The GI Bill Fairness Act  

In August 2017, Congress enacted Senator Wyden’s legislation as part of a veterans education package.  Wyden’s  provisions restore GI Bill education benefits to wounded members of the National Guard and Reserve dating back to the September 11 attacks.  Federal law previously prevented these service members from earning the benefits during their recovery and rehabilitation.

“Drill Pay” debts  

Guardsmen and Reservists cannot collect veterans benefits and drill pay for the same days and must inform the government which one to shut off.  The VA had been processing multiple years at once, abruptly cutting off benefits to recoup what a veteran owed for several years.  At Senator Wyden’s urging, VA announced in March 2016 that it would work with veterans to establish a manageable repayment plan.

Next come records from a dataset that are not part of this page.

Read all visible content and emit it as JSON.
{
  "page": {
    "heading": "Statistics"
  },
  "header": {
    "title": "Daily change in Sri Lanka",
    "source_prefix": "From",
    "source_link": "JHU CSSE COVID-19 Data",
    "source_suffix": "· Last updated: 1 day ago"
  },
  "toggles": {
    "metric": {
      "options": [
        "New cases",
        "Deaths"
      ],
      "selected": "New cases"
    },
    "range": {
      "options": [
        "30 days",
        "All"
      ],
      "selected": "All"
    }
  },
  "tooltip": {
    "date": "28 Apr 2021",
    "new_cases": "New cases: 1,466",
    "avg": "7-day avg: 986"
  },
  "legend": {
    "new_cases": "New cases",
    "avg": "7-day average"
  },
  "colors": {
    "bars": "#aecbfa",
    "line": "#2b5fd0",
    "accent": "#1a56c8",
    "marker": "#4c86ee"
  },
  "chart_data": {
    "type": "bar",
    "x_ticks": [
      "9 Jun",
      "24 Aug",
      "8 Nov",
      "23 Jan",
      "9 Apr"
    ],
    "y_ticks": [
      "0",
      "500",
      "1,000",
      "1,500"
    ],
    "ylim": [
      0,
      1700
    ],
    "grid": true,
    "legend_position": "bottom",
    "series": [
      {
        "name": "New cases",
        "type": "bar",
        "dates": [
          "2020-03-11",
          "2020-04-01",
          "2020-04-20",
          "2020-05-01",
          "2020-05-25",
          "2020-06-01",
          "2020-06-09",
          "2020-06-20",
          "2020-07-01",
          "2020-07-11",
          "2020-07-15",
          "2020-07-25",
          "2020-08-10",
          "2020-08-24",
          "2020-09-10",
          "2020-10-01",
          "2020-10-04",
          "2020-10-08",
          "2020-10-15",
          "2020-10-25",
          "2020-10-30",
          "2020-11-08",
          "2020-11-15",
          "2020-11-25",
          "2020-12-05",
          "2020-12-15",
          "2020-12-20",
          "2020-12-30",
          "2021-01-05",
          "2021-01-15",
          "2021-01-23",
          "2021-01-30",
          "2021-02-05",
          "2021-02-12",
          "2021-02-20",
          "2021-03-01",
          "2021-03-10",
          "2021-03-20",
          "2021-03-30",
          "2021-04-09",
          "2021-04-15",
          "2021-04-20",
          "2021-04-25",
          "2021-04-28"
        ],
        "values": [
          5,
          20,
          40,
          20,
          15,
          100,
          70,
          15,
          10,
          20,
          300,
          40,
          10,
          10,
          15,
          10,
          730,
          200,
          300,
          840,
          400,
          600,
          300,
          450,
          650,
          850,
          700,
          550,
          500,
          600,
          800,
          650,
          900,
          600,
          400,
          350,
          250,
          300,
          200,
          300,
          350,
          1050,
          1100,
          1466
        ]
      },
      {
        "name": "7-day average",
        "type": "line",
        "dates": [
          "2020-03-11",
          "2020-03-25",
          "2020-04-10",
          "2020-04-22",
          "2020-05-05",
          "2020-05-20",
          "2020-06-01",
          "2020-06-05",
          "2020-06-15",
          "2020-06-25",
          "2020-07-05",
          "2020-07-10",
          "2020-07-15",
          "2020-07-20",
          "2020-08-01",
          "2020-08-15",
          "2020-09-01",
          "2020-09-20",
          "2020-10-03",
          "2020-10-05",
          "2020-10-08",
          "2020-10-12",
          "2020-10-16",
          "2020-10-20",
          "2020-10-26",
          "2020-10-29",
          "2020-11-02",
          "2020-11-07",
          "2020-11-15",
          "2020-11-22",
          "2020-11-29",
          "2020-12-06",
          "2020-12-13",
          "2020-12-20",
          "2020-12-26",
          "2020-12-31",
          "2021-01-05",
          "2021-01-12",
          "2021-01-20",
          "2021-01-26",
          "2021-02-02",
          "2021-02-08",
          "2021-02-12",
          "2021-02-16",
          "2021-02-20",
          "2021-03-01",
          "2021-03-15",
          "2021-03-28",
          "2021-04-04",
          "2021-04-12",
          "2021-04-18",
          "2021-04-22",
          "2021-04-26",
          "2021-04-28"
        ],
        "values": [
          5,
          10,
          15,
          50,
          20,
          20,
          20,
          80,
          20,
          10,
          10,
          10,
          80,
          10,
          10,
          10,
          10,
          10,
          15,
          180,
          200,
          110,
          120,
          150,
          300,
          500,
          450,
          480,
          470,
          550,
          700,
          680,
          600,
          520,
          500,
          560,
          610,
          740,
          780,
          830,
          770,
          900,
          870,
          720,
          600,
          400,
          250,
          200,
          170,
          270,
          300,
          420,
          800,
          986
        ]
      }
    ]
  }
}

Work Opportunity Tax Credit  

The bipartisan Protecting Americans from Tax Hikes (PATH) Act of 2015 includes an extension of the Work Opportunity Tax Credit through 2019.  The tax credit is designed to incentivize employers to hire veterans.

The Gold Star Fathers Act  

In October 2015, Congress enacted Ron’s bill to make a federal hiring preference gender neutral.  The government has long recognized the sacrifices of Gold Star families by granting a federal hiring preference to unmarried mothers of service members killed or totally disabled in action.  Wyden’s legislation now extends that same preference to unmarried fathers.

The Clay Hunt Suicide Prevention for American Veterans Act  

Senator Wyden supported the Clay Hunt SAV Act, which President Barack Obama signed into law in February 2015.  The law is designed to improve a range of suicide prevention services for veterans, including access to information and counseling and better training for mental health professionals.  It  also requires annual audits of VA’s mental health and suicide prevention programs.

Joint Transition Assistance Program (JTAP)  

Funding for Oregon’s JTAP lapsed at the end of 2014, threatening the future of this important program to help service members and veterans find jobs.  At Senator Wyden’s urging, the National Guard Bureau stepped in and provided critical emergency resources just as nearly 1,000 Oregon National Guardsmen were returning from combat.

Veterans Access, Choice, and Accountability Act  

Ron supported a bipartisan VA reform law in the wake of the 2014 scandal involving access times and secret waiting lists.  The law created a $10 billion Veteran’s Choice Fund for veterans to seek care in their local communities if they live more than 40 miles from a VA facility or if they cannot get a VA appointment within 30 days.  The law also provided more money for VA to hire physicians and staff.  Finally, the law also empowered the VA Secretary to transfer or fire senior executives for poor performance or misconduct while preserving basic due process standards for employees.  Since 2014, Wyden has supported a number of bills that would improve Choice, including legislation to require the VA to offer community care to veterans who live more than 40 miles from a VA facility that offers the services they need rather than 40 miles from any VA facility.